Cinq pays – Afghanistan, Bolivie, Birmanie, Colombie et Venezuela – sont pointés comme ayant « échoué de manière démontrable » à respecter leurs engagements antidrogues. Néanmoins, une partie de l’aide américaine leur sera maintenue pour des raisons d’intérêt national.
La Maison-Blanche met particulièrement l’accent sur la crise du fentanyl, qualifiée « d’urgence nationale » et cause première de décès chez les Américains de 18 à 44 ans. Le président se félicite d’une baisse récente des overdoses grâce à un renforcement sécuritaire aux frontières et à une coopération accrue avec le Mexique, qui a livré 29 chefs de cartel aux autorités américaines.

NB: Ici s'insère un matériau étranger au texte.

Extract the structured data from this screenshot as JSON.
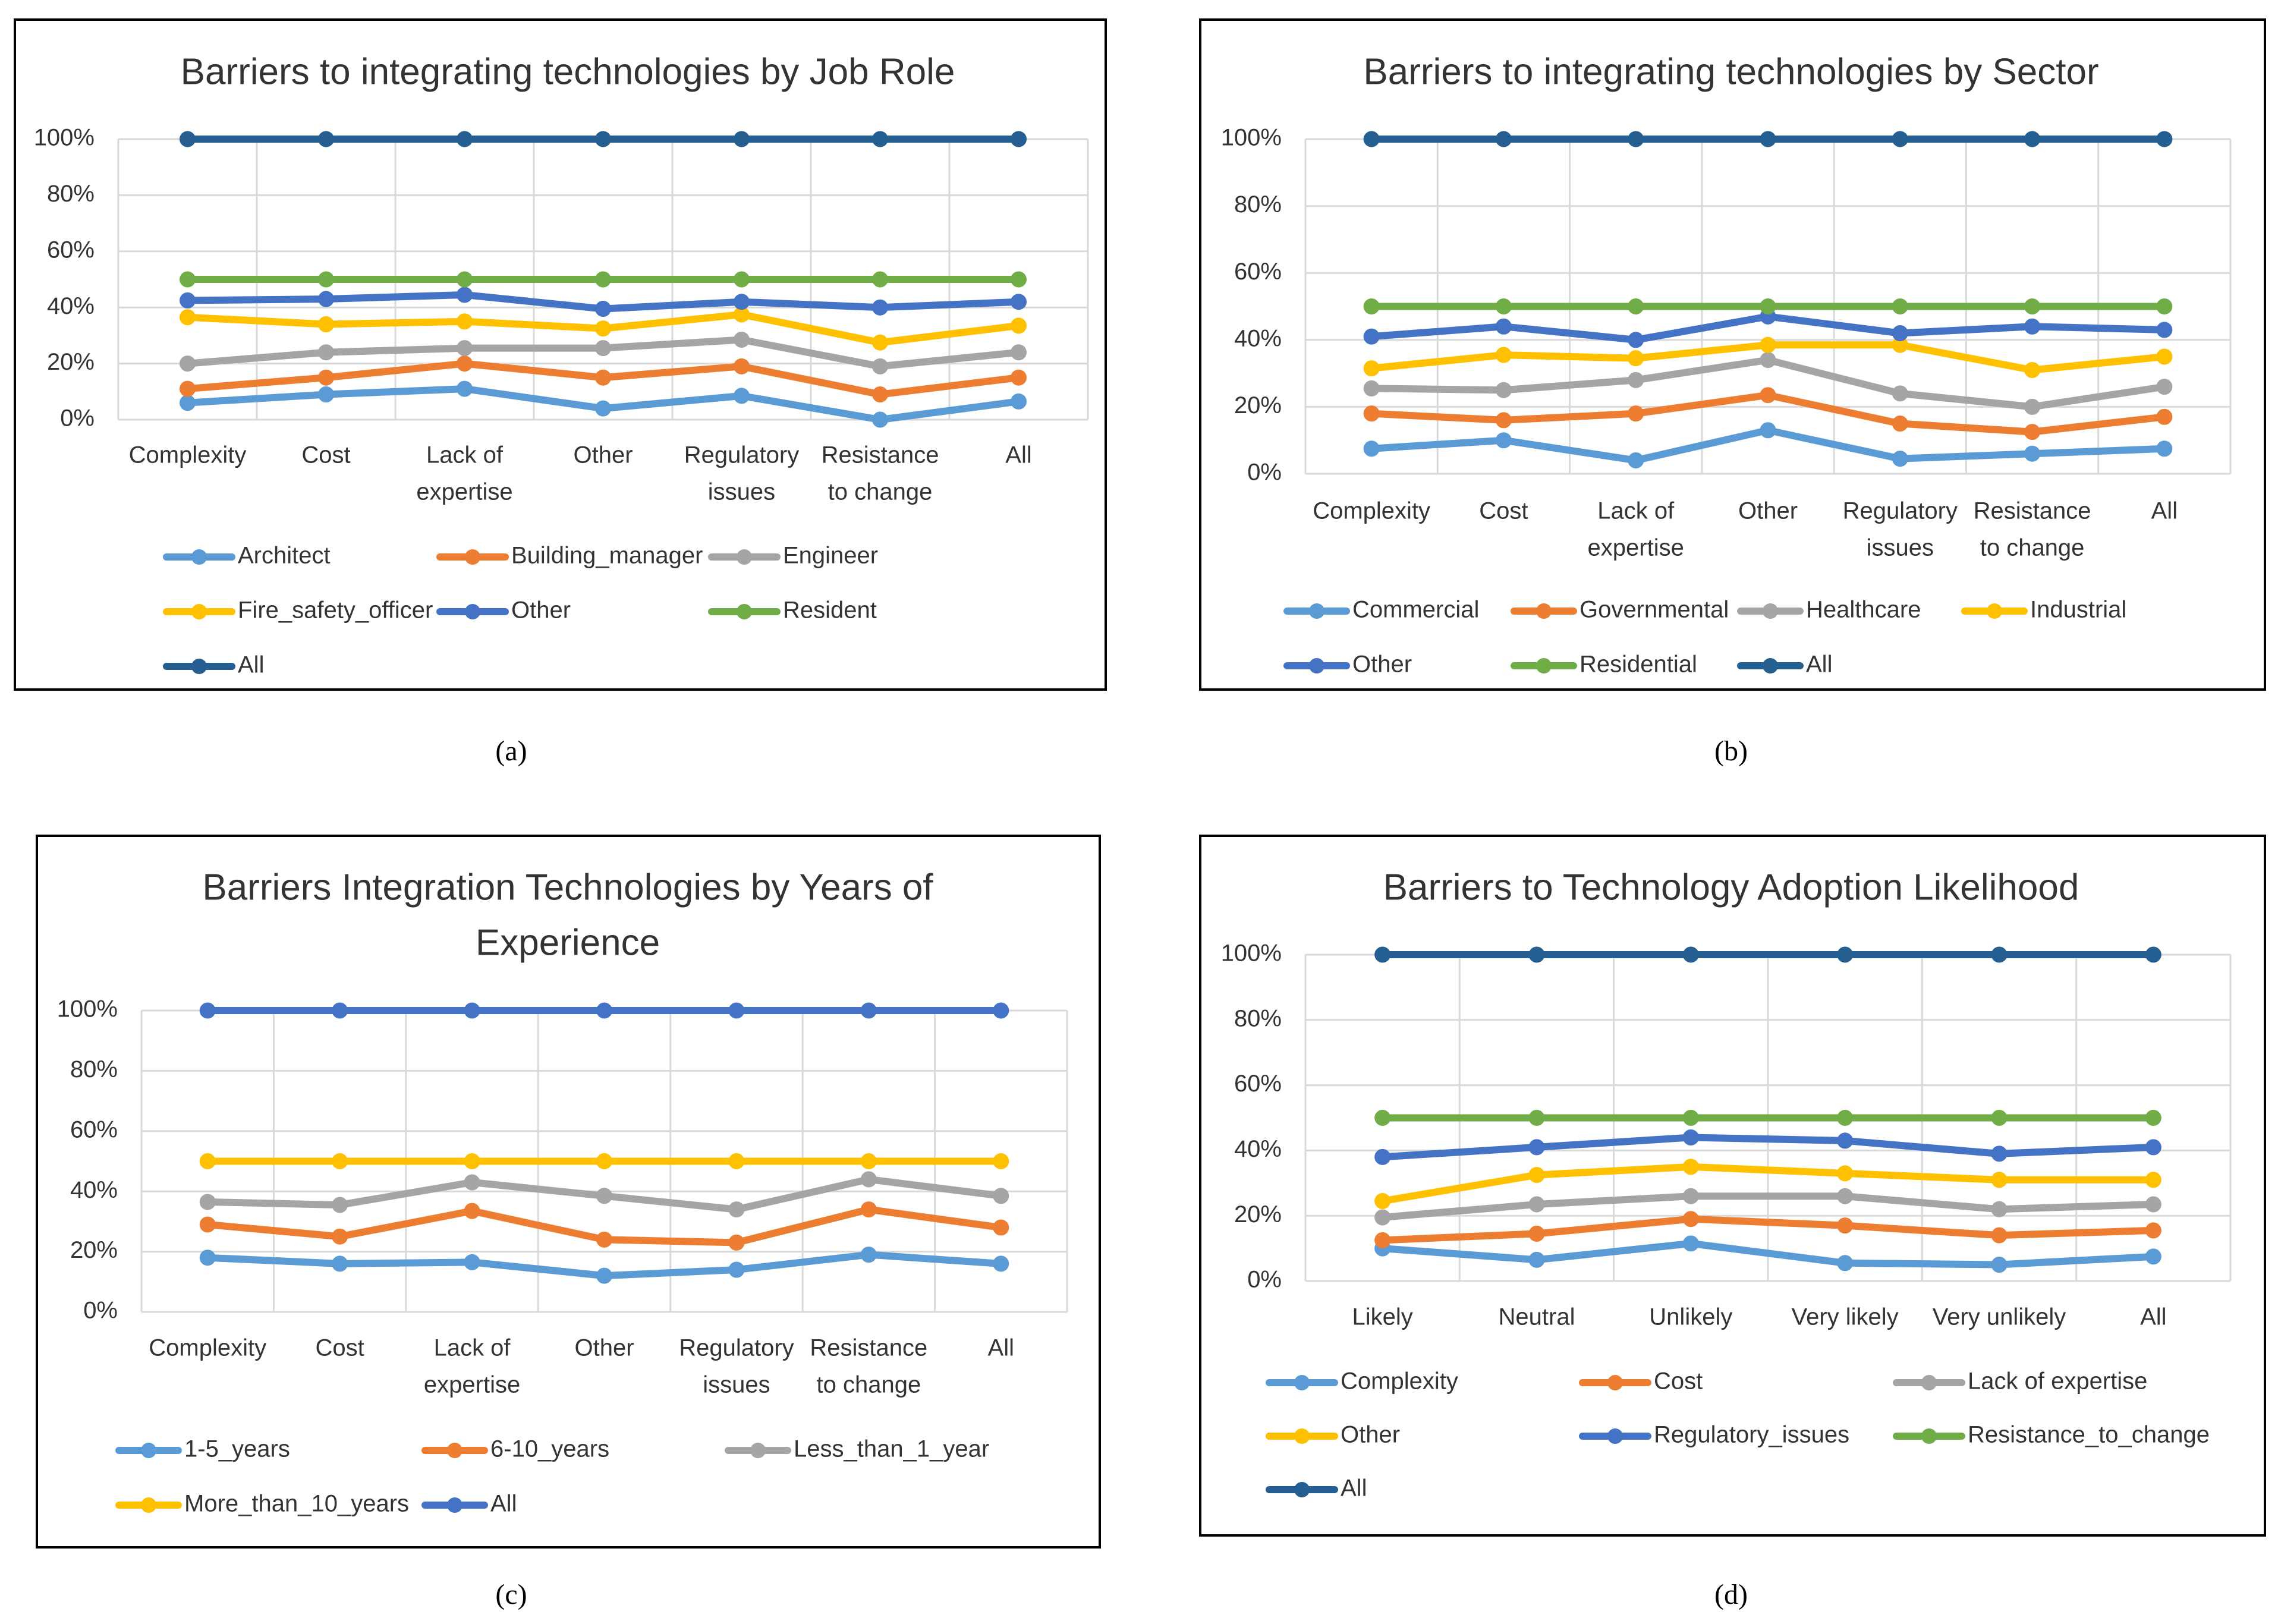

La Chine est accusée de rester le principal fournisseur mondial de précurseurs chimiques du fentanyl. Washington a répondu par des sanctions commerciales, dont une surtaxe de 20 % et la fin du régime de minimis pour les petits envois.
La décision souligne la volonté américaine de combiner pressions diplomatiques, économiques et judiciaires pour réduire les flux de drogue, tout en avertissant que les pays manquant à leurs obligations s’exposent à de « sérieuses conséquences ».